Catching her eye on him, he smiled at her, a man-to-man, good comradely sort of smile. Penelope caught herself preening and made herself stop.
/> Mr. Cleave’s light eyes flicked from one to the other with obvious interest. “Are you and Alex — friendly?”
The hesitation in his voice might have been just that, nothing more than the same diffidence that made him look so anxious in declaiming an ability to translate for her, but it seemed to imply something more. Penelope bristled.
“Captain Reid and I ride together,” she said, more curtly than she might otherwise have done. “Horses,” she clarified bitingly.
Deep color washed over Mr. Cleave’s cheekbones. “I certainly never meant to imply — ”
Penelope looked at him assessingly. “Didn’t you?”
Having forced the retraction, she was more offended by the disclaimer than the initial assumption. Why shouldn’t they be . . . friendly? Didn’t he think she was attractive enough? Seductive enough? Penelope glanced sideways at Captain Reid. He stood directly beneath one of the lanterns that had been laced about the veranda. It struck red sparks off his black hair. What would it have been like had their morning rides been something else entirely?
Entirely misinterpreting the speculative expression on her face, Mr.

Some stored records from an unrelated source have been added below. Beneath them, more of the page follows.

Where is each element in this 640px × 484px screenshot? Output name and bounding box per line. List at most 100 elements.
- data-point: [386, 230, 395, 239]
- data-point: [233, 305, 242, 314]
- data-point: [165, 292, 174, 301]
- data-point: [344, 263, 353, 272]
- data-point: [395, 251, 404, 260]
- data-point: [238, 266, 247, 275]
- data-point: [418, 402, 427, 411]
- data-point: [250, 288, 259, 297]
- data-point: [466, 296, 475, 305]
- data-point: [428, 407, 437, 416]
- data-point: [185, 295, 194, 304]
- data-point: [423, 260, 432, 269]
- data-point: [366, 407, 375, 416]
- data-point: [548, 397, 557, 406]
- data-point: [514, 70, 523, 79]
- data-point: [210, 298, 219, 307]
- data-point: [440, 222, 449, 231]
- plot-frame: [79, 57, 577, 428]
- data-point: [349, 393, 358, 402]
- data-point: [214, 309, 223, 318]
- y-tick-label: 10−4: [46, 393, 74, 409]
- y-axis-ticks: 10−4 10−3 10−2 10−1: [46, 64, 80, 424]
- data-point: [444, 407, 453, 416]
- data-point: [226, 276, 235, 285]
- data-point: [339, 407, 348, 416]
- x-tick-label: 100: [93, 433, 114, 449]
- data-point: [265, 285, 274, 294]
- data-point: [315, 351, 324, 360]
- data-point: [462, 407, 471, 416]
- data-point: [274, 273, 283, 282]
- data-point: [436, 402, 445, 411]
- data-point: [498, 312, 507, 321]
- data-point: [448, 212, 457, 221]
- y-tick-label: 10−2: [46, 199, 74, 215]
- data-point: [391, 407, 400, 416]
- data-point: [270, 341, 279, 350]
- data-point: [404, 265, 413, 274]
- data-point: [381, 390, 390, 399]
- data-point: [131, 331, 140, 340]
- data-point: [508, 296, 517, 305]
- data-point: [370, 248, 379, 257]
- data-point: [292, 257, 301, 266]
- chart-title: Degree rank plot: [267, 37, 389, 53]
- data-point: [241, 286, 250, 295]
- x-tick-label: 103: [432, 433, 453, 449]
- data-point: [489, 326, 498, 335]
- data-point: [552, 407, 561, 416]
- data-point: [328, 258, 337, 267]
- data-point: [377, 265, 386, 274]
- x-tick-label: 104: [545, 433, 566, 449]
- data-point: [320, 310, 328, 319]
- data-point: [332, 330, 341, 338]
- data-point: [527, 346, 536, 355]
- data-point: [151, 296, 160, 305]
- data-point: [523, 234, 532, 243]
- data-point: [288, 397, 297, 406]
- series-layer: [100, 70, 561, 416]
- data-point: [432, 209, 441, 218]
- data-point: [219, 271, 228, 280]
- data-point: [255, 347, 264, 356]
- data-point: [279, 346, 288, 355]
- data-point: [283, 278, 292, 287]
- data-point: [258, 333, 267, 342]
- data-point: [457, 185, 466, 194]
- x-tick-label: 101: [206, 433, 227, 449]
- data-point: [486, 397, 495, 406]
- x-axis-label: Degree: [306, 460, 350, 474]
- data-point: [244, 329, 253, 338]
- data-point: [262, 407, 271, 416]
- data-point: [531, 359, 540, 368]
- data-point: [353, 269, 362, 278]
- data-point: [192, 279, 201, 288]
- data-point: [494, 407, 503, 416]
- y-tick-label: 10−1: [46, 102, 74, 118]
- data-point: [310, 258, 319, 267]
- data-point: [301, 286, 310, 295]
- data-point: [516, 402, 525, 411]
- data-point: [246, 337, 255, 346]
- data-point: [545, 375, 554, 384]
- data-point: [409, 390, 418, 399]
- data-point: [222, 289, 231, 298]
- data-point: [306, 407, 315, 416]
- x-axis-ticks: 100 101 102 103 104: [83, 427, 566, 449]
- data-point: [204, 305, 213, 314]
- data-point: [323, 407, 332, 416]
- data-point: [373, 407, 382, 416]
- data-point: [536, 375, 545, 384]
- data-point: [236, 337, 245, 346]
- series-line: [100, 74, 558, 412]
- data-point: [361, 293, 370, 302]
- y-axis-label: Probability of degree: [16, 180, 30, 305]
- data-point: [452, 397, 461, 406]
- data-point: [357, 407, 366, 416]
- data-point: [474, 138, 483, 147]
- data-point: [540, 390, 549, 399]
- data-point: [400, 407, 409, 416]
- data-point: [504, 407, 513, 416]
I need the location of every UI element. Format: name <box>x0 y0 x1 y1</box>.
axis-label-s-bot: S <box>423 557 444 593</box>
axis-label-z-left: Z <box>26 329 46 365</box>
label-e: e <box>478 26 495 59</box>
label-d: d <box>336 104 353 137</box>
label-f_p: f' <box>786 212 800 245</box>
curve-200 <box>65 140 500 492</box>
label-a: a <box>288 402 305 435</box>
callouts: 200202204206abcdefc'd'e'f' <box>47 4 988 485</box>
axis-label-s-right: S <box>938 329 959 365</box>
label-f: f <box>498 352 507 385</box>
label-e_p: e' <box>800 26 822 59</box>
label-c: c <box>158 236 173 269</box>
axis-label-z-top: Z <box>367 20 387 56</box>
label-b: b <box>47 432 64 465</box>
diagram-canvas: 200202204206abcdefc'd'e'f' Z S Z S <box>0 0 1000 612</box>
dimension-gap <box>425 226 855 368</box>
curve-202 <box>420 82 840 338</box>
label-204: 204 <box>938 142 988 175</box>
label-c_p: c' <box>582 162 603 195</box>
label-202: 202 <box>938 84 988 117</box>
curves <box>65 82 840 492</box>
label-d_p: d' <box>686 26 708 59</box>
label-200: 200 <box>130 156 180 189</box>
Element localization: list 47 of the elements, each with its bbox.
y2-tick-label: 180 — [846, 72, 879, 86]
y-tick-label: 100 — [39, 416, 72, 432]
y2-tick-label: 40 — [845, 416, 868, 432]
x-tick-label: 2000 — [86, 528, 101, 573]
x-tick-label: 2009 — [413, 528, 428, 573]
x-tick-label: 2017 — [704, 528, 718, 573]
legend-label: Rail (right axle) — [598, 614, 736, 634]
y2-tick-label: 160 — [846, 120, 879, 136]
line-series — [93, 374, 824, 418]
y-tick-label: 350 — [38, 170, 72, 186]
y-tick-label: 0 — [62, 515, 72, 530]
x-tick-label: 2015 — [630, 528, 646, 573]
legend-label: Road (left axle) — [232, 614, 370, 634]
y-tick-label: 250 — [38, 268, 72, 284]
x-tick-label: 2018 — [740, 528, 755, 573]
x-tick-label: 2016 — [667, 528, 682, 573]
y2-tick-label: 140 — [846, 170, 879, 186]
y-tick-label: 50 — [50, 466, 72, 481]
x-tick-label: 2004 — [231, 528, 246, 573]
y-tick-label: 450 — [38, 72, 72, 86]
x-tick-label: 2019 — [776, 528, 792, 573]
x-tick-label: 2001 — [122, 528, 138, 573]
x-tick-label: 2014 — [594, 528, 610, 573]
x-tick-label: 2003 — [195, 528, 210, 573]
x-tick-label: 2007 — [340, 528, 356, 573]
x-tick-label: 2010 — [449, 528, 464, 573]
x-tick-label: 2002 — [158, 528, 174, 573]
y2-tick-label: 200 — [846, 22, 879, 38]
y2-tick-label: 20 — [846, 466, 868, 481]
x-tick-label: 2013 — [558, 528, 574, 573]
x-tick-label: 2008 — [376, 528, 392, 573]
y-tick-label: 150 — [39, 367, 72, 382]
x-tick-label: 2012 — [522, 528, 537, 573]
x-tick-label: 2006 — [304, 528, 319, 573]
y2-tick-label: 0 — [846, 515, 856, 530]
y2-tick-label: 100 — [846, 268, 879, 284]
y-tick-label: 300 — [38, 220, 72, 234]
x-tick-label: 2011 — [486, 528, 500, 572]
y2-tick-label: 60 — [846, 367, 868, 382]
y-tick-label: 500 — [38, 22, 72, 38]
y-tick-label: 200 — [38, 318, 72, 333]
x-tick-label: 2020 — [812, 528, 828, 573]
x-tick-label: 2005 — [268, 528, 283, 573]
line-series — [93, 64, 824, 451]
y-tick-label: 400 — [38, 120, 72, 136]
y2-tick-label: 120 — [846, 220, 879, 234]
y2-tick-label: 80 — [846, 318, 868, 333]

Cleave rushed to defend his old schoolfellow from the calumny he felt he had accidentally brought upon him.
“Reid isn’t anything like his father,” Mr. Cleave said hastily. “At least, there have never been any whispers of it.”
“Like his father?”
“Surely, you’ve heard — oh.” Mr. Cleave broke off in considerable confusion. “You haven’t, have you? Since you had made his acquaintance, I thought you must have known. . . . Well, never mind, then.”
“You can’t just ‘never mind’ me after that,” said Penelope persuasively, leaning towards him in a way that made him go a very deep red. “I might make myself ill with curiosity. And you wouldn’t want to be responsible for that.”
“Oh, well.” Mr. Cleave inserted a finger beneath his collar, as though his cravat had grown too tight. “It’s just that the Colonel has a somewhat checkered reputation with women. It wasn’t that unusual at the time,” he added, accidentally heaping coals on the fire. “Many men took up with Indian women. But Colonel Reid — well, he was rather flamboyant about it. One of them killed herself. It was all,” he said, with obvious distaste, “rather unpleasant.”